Markael Butler
Associate Editor
Loyola University Chicago School of Law, JD 2024
The Securities and Exchange Commission (SEC) established the Environmental, Social, and Governance (“ESG”) Task Force in 2021. In March and May of 2022, the SEC proposed a disclosure rule “forcing publicly traded companies to disclose how climate change could threaten their businesses and describe their contributions to global warming.” The rule further accentuates the SEC’s mission “to protect investors, maintain fair, orderly, and efficient markets, and facilitate capital formation.” However, the proposal has faced substantial opposition, as some believe the proposal exceeds the SEC’s authority.
ESG Task Force
Companies ESG implementation in their investment strategies has been of increasing interest to investors in their decision-making process. As shown in 2021, there was an increase in investor demand for ESG-related/driven portfolios correlated with the global attention on greenwashing. This increase, without regulation, leaves investors to be easily misled without criteria to measure ESG investment. Within the SEC Division of Enforcement, the ESG Task Force was created to investigate ESG-related violations to protect investors, making it easier for them to compare companies. It was designed to promote disclosure between advisors and investors to ensure investors aren’t being misled.

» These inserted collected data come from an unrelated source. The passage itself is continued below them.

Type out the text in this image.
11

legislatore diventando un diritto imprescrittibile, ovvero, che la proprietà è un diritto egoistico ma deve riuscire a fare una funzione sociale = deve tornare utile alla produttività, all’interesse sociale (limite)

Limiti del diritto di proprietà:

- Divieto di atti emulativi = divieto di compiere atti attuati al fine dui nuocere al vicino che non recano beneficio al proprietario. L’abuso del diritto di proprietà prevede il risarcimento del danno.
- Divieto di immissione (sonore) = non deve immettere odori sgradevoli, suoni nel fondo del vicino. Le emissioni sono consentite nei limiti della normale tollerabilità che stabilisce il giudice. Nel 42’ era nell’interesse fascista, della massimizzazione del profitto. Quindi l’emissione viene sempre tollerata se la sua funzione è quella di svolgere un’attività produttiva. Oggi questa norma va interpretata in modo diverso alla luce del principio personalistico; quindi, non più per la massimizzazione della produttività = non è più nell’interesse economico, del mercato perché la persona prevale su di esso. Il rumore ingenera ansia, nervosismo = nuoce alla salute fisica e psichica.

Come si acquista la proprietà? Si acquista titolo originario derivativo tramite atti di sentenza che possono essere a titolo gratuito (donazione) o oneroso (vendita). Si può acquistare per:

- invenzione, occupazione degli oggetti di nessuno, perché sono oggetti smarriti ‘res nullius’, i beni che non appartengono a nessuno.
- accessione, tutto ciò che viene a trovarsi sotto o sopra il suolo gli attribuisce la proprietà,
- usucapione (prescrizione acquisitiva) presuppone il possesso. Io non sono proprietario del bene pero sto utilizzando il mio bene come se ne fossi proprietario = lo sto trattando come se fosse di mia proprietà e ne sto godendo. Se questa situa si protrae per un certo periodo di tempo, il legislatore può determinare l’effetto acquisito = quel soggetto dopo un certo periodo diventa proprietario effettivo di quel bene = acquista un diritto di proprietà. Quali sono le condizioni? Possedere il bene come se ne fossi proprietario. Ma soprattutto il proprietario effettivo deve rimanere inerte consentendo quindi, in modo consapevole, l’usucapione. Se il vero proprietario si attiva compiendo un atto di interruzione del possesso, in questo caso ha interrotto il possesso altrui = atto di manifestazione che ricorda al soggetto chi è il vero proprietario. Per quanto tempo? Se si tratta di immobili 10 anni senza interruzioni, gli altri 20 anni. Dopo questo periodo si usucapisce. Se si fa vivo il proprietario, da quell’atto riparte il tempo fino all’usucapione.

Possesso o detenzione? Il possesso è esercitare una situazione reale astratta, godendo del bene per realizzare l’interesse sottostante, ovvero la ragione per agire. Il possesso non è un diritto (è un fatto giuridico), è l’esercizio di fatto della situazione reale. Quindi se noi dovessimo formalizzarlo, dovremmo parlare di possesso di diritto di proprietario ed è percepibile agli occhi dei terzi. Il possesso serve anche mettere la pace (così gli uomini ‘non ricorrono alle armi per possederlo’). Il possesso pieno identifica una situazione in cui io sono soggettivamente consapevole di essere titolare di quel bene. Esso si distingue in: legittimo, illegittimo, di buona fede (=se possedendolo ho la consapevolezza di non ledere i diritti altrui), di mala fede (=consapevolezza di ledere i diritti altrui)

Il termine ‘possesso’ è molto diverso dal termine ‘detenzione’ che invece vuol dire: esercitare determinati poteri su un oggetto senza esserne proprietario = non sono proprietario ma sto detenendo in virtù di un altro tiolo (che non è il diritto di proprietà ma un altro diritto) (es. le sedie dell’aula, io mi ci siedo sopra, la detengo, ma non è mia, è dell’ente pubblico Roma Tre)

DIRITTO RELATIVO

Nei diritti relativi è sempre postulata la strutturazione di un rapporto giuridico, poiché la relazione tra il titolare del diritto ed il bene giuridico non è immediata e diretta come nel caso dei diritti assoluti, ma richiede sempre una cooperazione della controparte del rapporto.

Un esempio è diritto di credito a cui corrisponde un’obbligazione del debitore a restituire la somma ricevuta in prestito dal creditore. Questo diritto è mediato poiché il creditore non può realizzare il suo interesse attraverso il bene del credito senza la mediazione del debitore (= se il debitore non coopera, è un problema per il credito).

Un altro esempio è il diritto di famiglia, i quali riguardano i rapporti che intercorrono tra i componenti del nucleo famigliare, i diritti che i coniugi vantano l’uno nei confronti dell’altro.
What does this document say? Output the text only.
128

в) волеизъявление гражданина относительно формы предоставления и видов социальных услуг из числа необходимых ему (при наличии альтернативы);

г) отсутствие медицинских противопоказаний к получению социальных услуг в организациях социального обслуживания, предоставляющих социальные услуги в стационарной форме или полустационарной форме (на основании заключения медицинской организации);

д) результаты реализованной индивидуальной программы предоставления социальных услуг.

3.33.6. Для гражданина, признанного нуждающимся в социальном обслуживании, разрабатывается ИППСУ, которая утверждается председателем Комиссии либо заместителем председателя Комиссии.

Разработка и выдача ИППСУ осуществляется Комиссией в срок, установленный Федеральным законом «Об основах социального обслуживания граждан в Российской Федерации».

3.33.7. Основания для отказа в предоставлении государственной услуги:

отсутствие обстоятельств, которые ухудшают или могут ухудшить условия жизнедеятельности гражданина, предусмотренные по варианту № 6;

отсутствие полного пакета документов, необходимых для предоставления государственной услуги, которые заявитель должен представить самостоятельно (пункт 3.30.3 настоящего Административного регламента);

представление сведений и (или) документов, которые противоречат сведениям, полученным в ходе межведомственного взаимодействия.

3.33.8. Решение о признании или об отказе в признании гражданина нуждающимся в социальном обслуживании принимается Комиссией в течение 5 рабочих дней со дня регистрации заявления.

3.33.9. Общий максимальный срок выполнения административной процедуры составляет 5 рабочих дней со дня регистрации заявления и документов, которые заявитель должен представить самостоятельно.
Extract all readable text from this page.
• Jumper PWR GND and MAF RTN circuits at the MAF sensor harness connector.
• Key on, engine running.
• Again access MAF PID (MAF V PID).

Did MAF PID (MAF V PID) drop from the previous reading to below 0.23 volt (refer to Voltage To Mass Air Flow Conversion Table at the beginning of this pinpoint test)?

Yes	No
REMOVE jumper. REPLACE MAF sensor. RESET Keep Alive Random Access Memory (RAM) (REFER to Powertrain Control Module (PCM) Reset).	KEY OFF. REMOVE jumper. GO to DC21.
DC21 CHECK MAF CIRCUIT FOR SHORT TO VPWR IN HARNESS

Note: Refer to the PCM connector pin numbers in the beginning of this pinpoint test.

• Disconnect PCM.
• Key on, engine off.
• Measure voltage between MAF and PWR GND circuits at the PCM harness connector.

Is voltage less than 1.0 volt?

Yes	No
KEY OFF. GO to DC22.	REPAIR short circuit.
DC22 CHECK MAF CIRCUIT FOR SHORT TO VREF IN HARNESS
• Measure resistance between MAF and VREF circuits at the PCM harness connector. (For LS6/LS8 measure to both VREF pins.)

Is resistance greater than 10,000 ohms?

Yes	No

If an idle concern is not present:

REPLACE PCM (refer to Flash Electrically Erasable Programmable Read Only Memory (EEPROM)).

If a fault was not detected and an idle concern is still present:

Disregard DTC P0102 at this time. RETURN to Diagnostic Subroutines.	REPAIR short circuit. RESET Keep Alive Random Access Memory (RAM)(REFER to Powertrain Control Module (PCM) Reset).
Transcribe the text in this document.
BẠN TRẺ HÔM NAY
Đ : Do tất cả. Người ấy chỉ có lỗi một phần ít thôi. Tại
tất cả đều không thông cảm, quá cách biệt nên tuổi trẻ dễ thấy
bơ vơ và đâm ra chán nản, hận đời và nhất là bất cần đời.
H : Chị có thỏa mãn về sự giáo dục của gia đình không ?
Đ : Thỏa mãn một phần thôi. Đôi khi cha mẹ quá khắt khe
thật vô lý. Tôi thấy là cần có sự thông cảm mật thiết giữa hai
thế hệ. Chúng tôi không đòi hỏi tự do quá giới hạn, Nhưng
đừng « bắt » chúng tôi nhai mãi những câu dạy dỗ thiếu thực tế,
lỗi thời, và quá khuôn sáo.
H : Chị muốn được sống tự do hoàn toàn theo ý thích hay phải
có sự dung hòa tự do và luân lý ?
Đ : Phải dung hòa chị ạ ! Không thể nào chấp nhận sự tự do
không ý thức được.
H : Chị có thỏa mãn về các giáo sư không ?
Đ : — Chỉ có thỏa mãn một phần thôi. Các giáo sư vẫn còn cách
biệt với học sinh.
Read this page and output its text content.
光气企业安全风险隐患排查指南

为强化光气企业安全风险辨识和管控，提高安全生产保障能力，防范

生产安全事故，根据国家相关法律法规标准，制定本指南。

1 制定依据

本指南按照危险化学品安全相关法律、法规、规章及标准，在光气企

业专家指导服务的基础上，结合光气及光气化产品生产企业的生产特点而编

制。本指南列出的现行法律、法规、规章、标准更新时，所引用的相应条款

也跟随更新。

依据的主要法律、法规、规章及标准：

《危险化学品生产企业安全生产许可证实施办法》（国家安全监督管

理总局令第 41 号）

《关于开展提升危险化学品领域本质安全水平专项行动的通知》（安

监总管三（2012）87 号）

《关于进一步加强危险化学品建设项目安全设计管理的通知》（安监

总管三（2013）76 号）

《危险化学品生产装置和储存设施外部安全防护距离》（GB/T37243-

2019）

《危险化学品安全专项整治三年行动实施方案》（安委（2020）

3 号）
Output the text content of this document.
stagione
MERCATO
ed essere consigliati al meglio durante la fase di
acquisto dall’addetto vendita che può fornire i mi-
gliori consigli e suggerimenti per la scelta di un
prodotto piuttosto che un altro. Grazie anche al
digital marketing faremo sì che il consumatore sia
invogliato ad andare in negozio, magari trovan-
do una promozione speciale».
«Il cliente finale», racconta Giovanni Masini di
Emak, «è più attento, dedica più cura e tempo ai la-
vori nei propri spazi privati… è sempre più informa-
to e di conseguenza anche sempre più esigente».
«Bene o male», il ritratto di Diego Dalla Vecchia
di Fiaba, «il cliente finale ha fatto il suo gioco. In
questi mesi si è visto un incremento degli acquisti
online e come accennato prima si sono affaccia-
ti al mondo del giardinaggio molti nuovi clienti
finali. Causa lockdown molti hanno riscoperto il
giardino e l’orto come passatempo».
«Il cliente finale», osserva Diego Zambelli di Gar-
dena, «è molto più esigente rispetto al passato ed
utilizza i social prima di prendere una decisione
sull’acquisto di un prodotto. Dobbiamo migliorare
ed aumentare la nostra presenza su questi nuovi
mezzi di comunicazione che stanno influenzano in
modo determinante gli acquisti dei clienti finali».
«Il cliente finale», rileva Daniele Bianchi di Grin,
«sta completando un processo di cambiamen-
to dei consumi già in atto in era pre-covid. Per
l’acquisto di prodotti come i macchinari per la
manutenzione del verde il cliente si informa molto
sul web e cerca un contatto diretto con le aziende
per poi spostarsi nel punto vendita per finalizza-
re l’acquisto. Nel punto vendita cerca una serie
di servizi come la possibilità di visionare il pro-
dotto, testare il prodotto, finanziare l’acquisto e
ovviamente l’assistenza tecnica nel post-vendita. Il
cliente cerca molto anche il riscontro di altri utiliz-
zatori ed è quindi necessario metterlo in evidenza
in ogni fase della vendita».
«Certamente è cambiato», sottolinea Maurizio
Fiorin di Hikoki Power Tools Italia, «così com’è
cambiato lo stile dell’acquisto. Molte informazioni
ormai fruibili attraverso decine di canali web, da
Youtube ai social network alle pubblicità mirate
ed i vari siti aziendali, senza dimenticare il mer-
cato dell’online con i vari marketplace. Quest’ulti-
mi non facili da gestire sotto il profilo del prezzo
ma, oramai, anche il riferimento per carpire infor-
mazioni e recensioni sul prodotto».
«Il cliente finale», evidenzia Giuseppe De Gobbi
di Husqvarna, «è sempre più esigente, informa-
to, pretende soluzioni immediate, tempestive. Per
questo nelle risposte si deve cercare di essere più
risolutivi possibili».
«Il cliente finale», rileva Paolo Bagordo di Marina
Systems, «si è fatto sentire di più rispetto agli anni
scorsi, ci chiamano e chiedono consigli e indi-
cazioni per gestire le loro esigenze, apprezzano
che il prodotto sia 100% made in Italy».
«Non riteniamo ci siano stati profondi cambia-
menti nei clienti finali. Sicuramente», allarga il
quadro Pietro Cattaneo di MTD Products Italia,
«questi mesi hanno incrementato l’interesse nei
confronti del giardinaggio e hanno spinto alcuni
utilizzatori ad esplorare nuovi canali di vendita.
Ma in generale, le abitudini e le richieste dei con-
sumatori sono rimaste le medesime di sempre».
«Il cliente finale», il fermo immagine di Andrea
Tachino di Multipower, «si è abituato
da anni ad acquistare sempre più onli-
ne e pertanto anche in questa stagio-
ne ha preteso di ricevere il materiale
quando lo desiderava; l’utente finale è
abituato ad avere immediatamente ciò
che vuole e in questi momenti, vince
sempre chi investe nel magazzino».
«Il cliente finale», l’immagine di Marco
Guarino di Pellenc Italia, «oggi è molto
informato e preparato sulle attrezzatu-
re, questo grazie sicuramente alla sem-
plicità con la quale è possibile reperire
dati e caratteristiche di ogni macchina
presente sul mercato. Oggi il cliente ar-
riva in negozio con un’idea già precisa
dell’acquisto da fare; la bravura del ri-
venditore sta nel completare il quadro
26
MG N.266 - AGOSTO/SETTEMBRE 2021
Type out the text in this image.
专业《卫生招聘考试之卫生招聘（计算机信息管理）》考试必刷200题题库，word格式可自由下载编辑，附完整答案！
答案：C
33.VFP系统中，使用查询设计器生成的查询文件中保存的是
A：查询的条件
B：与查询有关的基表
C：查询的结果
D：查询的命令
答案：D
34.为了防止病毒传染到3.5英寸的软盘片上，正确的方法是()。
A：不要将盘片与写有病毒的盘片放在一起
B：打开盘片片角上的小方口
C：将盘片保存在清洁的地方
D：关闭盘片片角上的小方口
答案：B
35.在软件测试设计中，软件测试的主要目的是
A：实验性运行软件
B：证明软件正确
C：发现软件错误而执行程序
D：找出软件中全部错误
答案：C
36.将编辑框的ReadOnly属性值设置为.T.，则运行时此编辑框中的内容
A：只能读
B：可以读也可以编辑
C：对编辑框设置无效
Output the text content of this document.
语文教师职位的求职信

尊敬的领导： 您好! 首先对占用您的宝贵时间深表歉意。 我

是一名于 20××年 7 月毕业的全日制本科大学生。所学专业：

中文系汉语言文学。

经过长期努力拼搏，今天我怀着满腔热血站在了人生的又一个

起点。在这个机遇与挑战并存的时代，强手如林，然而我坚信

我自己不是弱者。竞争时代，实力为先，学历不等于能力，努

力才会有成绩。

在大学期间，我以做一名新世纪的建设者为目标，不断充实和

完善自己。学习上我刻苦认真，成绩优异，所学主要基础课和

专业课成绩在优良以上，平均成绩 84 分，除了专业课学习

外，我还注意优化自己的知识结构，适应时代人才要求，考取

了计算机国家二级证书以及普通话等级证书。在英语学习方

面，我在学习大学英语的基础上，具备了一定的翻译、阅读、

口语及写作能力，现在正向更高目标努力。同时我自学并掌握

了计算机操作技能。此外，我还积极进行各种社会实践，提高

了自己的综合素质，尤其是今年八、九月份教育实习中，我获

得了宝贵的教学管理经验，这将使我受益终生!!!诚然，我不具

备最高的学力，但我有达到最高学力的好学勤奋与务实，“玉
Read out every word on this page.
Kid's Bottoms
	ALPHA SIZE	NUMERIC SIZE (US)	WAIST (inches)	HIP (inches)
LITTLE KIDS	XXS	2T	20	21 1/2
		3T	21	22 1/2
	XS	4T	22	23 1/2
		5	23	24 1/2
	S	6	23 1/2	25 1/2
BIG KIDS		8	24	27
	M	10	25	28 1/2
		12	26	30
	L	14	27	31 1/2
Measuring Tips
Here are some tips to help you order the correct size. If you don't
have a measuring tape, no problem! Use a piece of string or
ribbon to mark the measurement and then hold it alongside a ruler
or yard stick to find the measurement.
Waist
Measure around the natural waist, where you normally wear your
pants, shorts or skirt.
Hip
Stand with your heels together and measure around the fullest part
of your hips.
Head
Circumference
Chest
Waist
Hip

One of the ESG Task Force’s cases was against BNT Mellon Investment Advisor, Inc. (Mellon). The complaint alleged Mellon presented fraudulent information to investors regarding the investment decisions for certain mutual funds that it managed. The ESG Task Force settled with Mellon for $1.5 million, fining them for misleading clients by representing that their fund investments were vetted for ESG factors when no such vetting had taken place.
SEC disclosure proposal
In continuance of the SEC’s goal to promote disclosure between advisors and investors; the SEC has proposed “the Enhancement and Standardization of Climate-Related Disclosures for Investors” rule. The rule broadens the scope of certain ESG strategies and requires more specific disclosures based on the ESG strategies they pursue. The rule also requires “funds that use proxy voting or other engagement with issuers as a significant means of implanting their ESG strategy would be required to disclose information regarding their voting of proxies on particular ESG-related voting matters and information concerning their ESG engagement meetings.” The rule would apply to certain registered investment advisors, advisors exempt from registration, registered investment companies, and business development companies.
Additionally, the proposal creates more transparency between companies and investors, giving them more information on business spending in order to make better investment decisions and avoid fraudulent representation. The proposal also requires changes to ESG forms N-CEN and ADV Part 1A, which funds and advisors use to report census-type data that inform the SEC’s regulatory, enforcement, examination, disclosure review, and policymaking roles. In the SEC summary of the proposed release they state, “the proposed rules and form amendments are designed to create a consistent, comparable, and decision-useful regulatory framework for ESG advisor services and investment companies to inform and protect investors while facilitating further innovation in this evolving area of the asset management industry.”
Proponents and opposition to the proposal
The proposal has received its fair share of criticism. Those in opposition believe that the proposal exceeds the regulatory powers that the SEC has and its implementation would be used in “…asserting many new powers in extra-statutory ways.” They further believe that the commission is trying to use “back-door financial regulatory actions” to implement rules that they have failed to implement through regulation directly. When Congress created the SEC it gave the regulator quasi-judicial power, giving it broad authority over all aspects of the securities industry. Twenty-four GOP attorneys wrote a letter to the SEC stating the rule promotes “policy preferences far afield of the Commission’s market-focused domain.” The attorneys further argued that “[f]reed from any pretense of constraint, the Commission can work to mold the market to its will.”
However, those in support of the proposal, such as environmental activists Lena Moffitt, say it is “an important first step to fulfill its mandate to protect investors and capital markets.” The proposal has also found support from SEC Chairman Gary Gensler and Commissioners Allison Lee and Caroline Crenshaw. Gensler believes the proposal “gets to the heart of the SEC’s mission.” He stated, “I think investors should be able to drill down to see what’s under the hood of these funds…[t]hese disclosures would enable investors to dig into the details of a fund’s strategy.”
Although this proposal would increase how much advisors are disclosing to investors in general, the proposal doesn’t seem to create a burden on advisors to provide ESG investment information. As a company’s records show how much they’ve invested in ESG related funds, this information is easily accessible for them to retrieve. In the long term it will be interesting to see what type of data companies can use to show their ESG investment measurements. Whether the SEC would also make companies tally their ESG investments separately instead of as a whole would be something to think about. However, that could lead to challenges as some factors are intertwined and can be hard to assign to one particular category.
As the proposal hasn’t been made official, time will tell whether the proposal oversteps the SEC’s rulemaking authority. The potential increase in the availability of information for investors will seemingly boost confidence and protection. As the SEC has already enhanced the quality of information being provided to investors with the new marketing rule going into effect on November 4, 2022. It seems the SEC will continue that trend with this proposal as well.